As most people have already figured out, open-plan offices are the dumbest management fad of all time, because (according to a Harvard study) they destroy productivity and reduce rather than increase collaboration.
The reason? Open-plan offices prevent you from doing many things that are essential to a healthy, creative, and communicative workplace. Specifically, in an open-plan office you can't:
1. Concentrate without distractions.
Collaboration is meaningless unless individuals are able to get their individual projects (or parts of projects) done completely. Even clerical work requires concentration; creative work even more so. Open-plan offices are noisy, both audibly and visually (which is why headphones don't completely work). Work is always subject to interruptions, intentional and otherwise.
2. Have a private conversation.
In an open-plan office, anything you say is likely to be overheard. This makes it difficult or impossible to talk about anything that might be private, misconstrued, or contrary to management interests if it became public knowledge. You can't discuss half-baked ideas or sensitive issues, have a personal discussion, or organize a union without "big brother" and all his little siblings listening in.
3. Have an animated conversation without annoying everyone.
Collaboration is supposed to help workers become excited and engaged. In open-plan offices, however, employees know they're bothering other people when their conversations get too enthusiastic. So they tone their voices down, which dampens the energy.
4. Create a personalized environment.
People feel more positive about work when they can create their own little "home away from home." With open-plan offices, you might have your coffee mug and a family photo, but that's about it. Otherwise, you're stuck with whatever schlocky hotel-lobby-esque corporate decor some architect thought would look cool.
5. Escape the office *sshole.
Almost every workplace has one or more individuals who are just plain obnoxious--compulsive flirts, energy vampires, and so forth. A private office--or even a cubicle--creates a territorial barrier that allows you to keep your distance. In an open-plan office, you can move but you can't hide.
6. Take a power nap.
It's a well-documented fact that napping makes people more creative. Taking a nap, however, is virtually impossible in an open-plan office, not just because of the noise but because you never know when somebody might come up behind you and nudge your chair.

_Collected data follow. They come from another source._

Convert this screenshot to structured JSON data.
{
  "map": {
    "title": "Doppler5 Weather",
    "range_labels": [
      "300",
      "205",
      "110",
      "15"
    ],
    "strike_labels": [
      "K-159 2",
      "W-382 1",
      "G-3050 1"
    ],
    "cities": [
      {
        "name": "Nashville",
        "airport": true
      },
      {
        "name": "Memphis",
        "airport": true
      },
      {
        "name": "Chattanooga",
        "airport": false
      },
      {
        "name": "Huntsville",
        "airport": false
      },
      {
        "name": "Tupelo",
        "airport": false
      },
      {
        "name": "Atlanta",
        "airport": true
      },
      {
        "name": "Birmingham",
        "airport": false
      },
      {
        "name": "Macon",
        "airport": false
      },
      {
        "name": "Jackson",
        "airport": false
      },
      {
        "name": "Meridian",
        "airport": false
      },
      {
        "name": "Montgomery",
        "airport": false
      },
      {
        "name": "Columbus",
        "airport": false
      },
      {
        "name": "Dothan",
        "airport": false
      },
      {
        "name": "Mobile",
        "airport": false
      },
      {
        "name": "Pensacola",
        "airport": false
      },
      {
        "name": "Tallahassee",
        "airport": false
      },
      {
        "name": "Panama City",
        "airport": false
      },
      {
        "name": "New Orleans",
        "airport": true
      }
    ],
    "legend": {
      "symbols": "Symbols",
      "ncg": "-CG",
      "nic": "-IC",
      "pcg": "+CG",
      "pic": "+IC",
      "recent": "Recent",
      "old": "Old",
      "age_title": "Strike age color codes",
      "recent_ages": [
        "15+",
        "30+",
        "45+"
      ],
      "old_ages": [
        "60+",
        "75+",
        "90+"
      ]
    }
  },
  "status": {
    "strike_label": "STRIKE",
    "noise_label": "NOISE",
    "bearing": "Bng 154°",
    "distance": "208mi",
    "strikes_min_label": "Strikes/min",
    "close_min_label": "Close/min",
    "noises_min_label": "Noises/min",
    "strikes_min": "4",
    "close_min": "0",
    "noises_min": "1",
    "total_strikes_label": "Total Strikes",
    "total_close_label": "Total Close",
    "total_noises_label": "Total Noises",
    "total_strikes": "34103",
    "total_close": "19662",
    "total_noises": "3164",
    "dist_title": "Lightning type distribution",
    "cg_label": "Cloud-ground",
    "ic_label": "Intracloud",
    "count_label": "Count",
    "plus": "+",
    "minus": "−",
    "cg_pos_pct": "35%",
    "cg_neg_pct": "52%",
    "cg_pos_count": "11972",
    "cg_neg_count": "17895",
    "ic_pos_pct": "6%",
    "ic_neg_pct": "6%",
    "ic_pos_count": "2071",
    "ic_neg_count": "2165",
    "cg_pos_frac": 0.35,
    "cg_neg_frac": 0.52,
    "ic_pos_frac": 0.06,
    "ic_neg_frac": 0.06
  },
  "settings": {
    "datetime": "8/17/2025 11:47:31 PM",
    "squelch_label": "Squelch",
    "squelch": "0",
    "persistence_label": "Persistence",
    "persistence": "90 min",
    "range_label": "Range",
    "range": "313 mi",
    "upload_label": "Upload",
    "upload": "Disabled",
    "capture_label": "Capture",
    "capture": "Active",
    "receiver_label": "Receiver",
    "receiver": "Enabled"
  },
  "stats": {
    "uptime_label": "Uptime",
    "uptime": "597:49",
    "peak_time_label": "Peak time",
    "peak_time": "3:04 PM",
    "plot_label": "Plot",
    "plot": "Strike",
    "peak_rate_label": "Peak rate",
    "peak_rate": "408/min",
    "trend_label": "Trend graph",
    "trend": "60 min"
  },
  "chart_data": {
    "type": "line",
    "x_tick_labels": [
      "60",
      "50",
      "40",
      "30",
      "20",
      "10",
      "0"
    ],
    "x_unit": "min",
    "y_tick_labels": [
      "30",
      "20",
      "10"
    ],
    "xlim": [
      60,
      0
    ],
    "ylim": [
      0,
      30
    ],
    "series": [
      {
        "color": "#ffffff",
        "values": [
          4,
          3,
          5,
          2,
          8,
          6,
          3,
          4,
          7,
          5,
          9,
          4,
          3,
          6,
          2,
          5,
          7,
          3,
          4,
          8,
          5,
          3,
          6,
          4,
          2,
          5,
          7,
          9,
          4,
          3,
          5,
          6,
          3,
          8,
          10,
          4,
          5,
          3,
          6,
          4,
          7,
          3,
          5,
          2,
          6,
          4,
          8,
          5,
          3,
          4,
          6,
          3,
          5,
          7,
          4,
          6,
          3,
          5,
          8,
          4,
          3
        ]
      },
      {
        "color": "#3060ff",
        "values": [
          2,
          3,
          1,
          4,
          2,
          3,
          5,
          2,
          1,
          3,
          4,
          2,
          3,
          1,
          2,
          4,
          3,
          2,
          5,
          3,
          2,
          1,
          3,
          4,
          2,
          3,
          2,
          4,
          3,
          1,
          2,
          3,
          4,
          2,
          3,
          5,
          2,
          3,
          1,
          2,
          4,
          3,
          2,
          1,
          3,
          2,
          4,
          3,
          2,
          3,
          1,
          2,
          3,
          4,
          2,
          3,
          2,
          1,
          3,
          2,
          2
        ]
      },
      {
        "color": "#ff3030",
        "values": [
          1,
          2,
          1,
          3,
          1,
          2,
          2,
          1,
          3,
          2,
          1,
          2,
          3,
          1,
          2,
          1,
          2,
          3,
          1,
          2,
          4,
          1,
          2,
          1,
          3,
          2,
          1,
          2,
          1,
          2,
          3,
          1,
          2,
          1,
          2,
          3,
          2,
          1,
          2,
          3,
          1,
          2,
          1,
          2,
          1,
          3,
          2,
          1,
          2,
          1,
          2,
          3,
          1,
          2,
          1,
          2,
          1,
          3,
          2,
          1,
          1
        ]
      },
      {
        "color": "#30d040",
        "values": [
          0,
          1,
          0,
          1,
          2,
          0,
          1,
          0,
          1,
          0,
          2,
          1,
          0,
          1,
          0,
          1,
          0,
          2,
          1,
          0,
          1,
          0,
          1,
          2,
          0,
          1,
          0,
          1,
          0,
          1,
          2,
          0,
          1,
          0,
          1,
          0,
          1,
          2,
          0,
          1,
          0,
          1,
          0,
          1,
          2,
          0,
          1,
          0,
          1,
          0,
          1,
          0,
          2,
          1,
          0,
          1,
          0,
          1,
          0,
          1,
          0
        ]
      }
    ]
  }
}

With a private office, you can close the door and take a few z's in quiet safety.
7. Avoid airborne germs.
Flu spreads easily enough in traditional office environments. In an open-plan office, a single sneeze guarantees that every surface within a radius of 25 feet for so will be covered with bacteria or viruses. Private offices (and even cubicles) tend to limit the spread of airborne sickness.
8. Control the room temperature.
Open-plan offices are set to a single average temperature, usually one that's comfortable for a medium-size man wearing a suit, which is several degrees too cold for most women. Private offices often have individual temperature controls. If not, they can be cooled by blocking the heating vent or warmed with a space heater.
9. Avoid being ogled.
Open-plan offices expose everyone to constant observation. Because women are more frequently judged on their appearance than men, open-plan forces women to be overly aware of what they're wearing and consciously cognizant that, for some men, they're part of the scenery.
10. Have a phone conversation on a weak line.
Listening to half a conversation is more distracting than listening to both sides, because you mind automatically fills in the other side of the conversation. That's why when people make calls in an open-plan office, they try to keep their voices low. But if you have a lousy connection and must speak up, everyone suffers.
11. Use a speakerphone without driving everyone else nuts.
In a private office, a small group can teleconference with third parties without creating noise pollution for everyone working on that floor. With open-plan offices, you have to find a conference room that hasn't already been staked out by people trying to find a little privacy.
12. Have some private time.
Introverts (roughly a third of the population) find the presence of other people physically and emotionally draining. To recharge, they need to be alone, but that's impossible without leaving the office, unless you count hiding in a bathroom stall. Introverts tend to be more creative and innovative than extroverts, so making them unproductive is foolish and short-sighted.
Just to be clear: Going back to cubicles is not the answer. Cubicles are just open-plan offices with higher barriers; they're almost as bad. Here's what really works: private offices surrounding a hub of common area that's specifically for socializing.
That's how Pixar arranges its offices and how Apple used to have things set up before it drank the Kool-Aid and built its spaceship. Hey, ever notice that innovation at Apple seems to have come to a screeching halt since the move? Wanna guess why?